Sunday, July 24, 2005

I HAVE GREAT TITS!

Wow another rough weekend on the sauce. The omens were good when I quickly glanced at baggygreen before leaving work and we were 7 for 297. All was good as early English hope was being slowly strangled by typical Australian sheer bloody mindedness.

Caught up with the girls at Metra bar and to my utmost surprise the place was full of chongers. Sandy had come through with the goods. Now to be absolutely honest it was refreshing to be in a bar and actually be one of the taller fellas in the bar. I felt like Gulliver when he first step foot on the isle of Lilliput. Gulliver mused “God damn these guys are short!”

It was all good until the music started playing. I hate R&B! Nevertheless I soldiered on got very drunk and grooved the night away to classic R&B tunes by some guy with that band aid on his face (or is that hip hop?) and that other classic hit by some girl with big hair and tight pants.

What is it with chicks and time? “We’re five minutes away” Actual translation. “We’re twenty minutes away”


Quote from Anh "I have great tits but an average face!" By the way before all you women's lib types out there inundate me with abusive emails. I politely asked for her permission which was duly given. I think I said "Can I please take a picture of your chest?"


"Im drowning in a sea of booty!" Shane grinning like a cheshire cat.
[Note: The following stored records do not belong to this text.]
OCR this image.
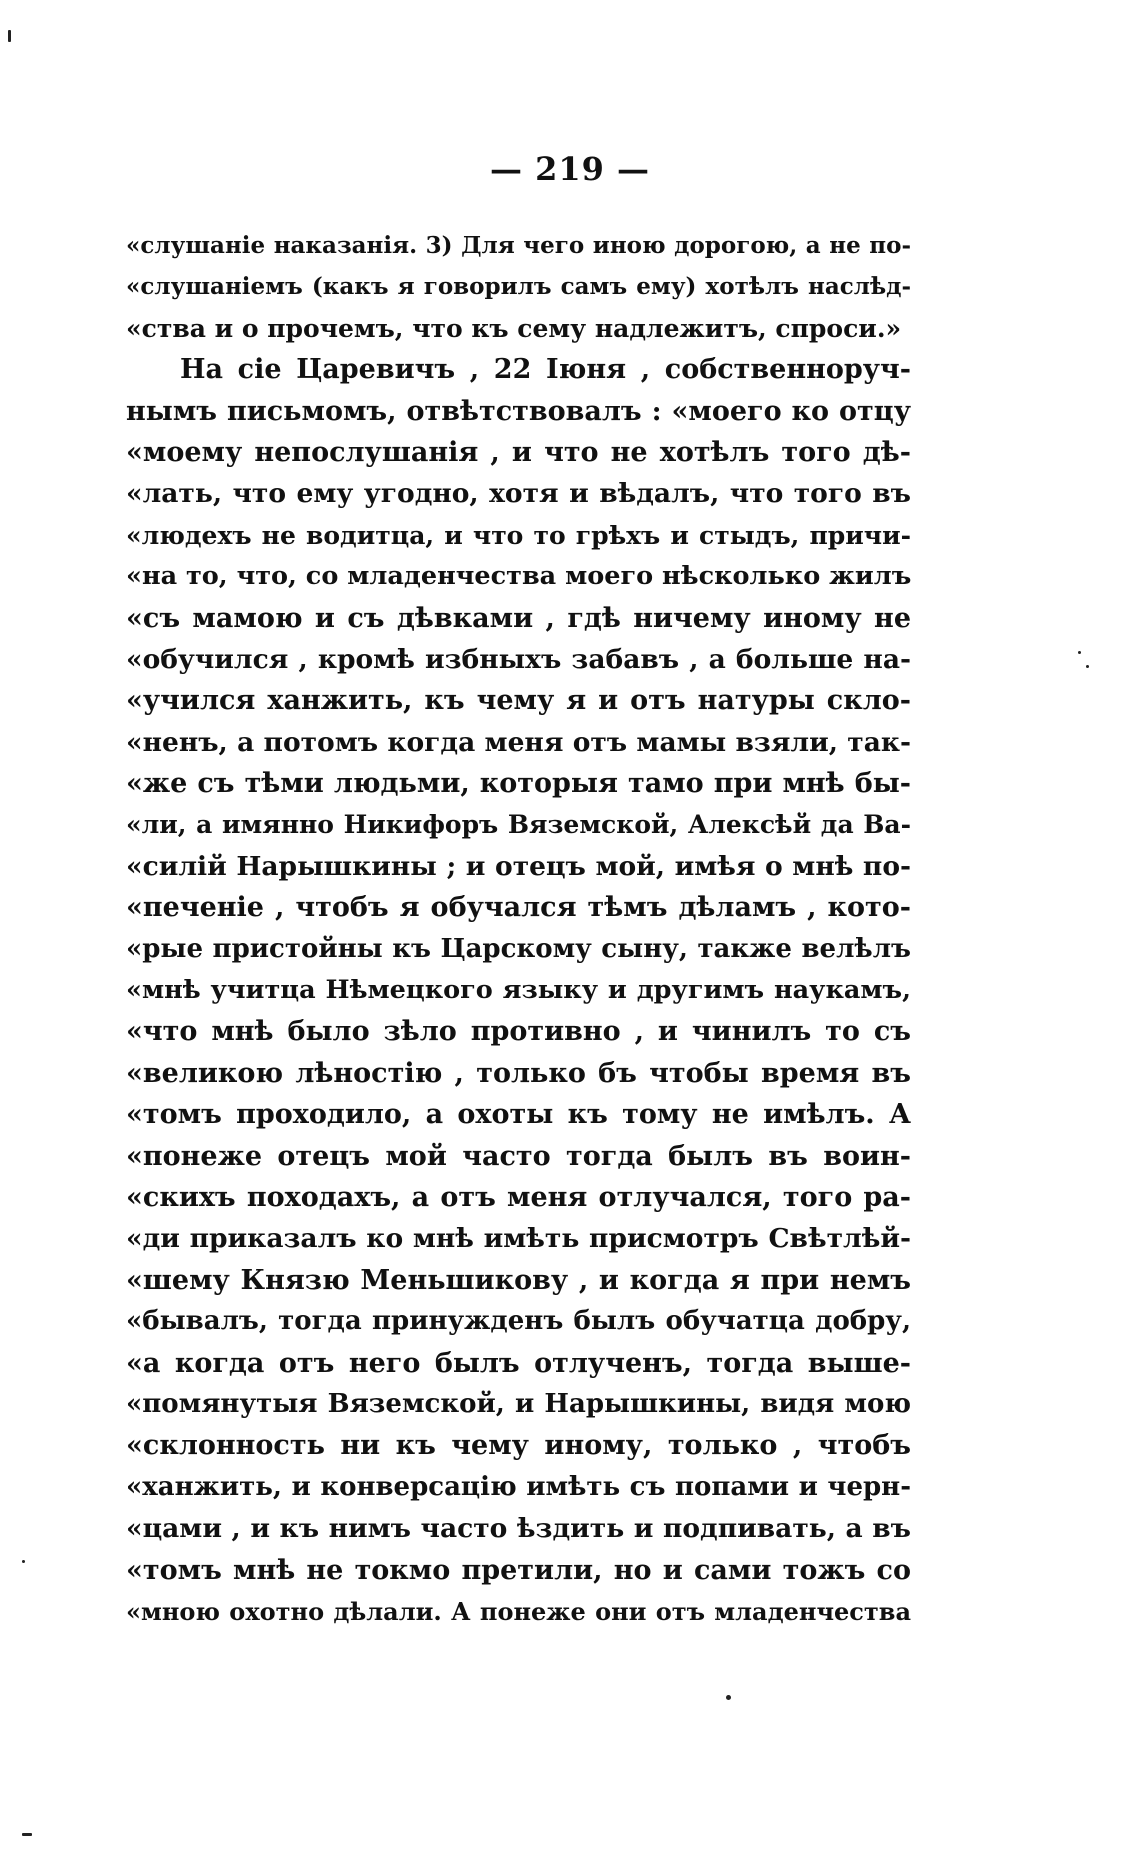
— 219 —
«слушаніе наказанія. 3) Для чего иною дорогою, а не по-
«слушаніемъ (какъ я говорилъ самъ ему) хотѣлъ наслѣд-
«ства и о прочемъ, что къ сему надлежитъ, спроси.»
На сіе Царевичъ , 22 Іюня , собственноруч-
нымъ письмомъ, отвѣтствовалъ : «моего ко отцу
«моему непослушанія , и что не хотѣлъ того дѣ-
«лать, что ему угодно, хотя и вѣдалъ, что того въ
«людехъ не водитца, и что то грѣхъ и стыдъ, причи-
«на то, что, со младенчества моего нѣсколько жилъ
«съ мамою и съ дѣвками , гдѣ ничему иному не
«обучился , кромѣ избныхъ забавъ , а больше на-
«учился ханжить, къ чему я и отъ натуры скло-
«ненъ, а потомъ когда меня отъ мамы взяли, так-
«же съ тѣми людьми, которыя тамо при мнѣ бы-
«ли, а имянно Никифоръ Вяземской, Алексѣй да Ва-
«силій Нарышкины ; и отецъ мой, имѣя о мнѣ по-
«печеніе , чтобъ я обучался тѣмъ дѣламъ , кото-
«рые пристойны къ Царскому сыну, также велѣлъ
«мнѣ учитца Нѣмецкого языку и другимъ наукамъ,
«что мнѣ было зѣло противно , и чинилъ то съ
«великою лѣностію , только бъ чтобы время въ
«томъ проходило, а охоты къ тому не имѣлъ. А
«понеже отецъ мой часто тогда былъ въ воин-
«скихъ походахъ, а отъ меня отлучался, того ра-
«ди приказалъ ко мнѣ имѣть присмотръ Свѣтлѣй-
«шему Князю Меньшикову , и когда я при немъ
«бывалъ, тогда принужденъ былъ обучатца добру,
«а когда отъ него былъ отлученъ, тогда выше-
«помянутыя Вяземской, и Нарышкины, видя мою
«склонность ни къ чему иному, только , чтобъ
«ханжить, и конверсацію имѣть съ попами и черн-
«цами , и къ нимъ часто ѣздить и подпивать, а въ
«томъ мнѣ не токмо претили, но и сами тожъ со
«мною охотно дѣлали. А понеже они отъ младенчества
I know the Earl of Sandwich first created the sandwich in 1762 when he asked for meat to be placed bewteen two slices of bread but I like this version better. Sandwich anyone? Anyone?


This is a classic shot. I think almost every time I have taken photos at a club there will be one of Deshie doing this “I’m going off!” pose. By the way when they put Bangara on Deshie didn’t go crazy like all the other Indians. I think he’s a fake injun! I had to virtually force him to do the Henny Penny dance.


Who said I cant dance? In your face Sandy! In your face!

I went to a boat party with Carroll on Saturday. I’d never been to one before so thought it’d be a laugh. Take one boat with two decks, add DJs and assorted groupies, add alcohol and other substances, turn up the volume while sailing down the Thames and voila you have a boat party.

I had a great time and met some cool people and also some weird ones. Weird old guy smoking a reefer. “Unintelligible muttering…..Yeah man! I spend a year in Thailand and three months in the UK” “What molesting small boys” I thought. Anyway they played some really cool house tunes and I happily spent the rest of the night busting a groove.

To celebrate the first Ashes test victory even more Ashes haiku……

Spin Revolutions
Warne Adulturous Wrist Spin
Batsmen Guess And Miss

1 Comments:

Anonymous Anonymous said...

the comment 'i have great tits but an average face'... reply 'but your face isn't bad either' was supposed to come after!..from the champagne whore.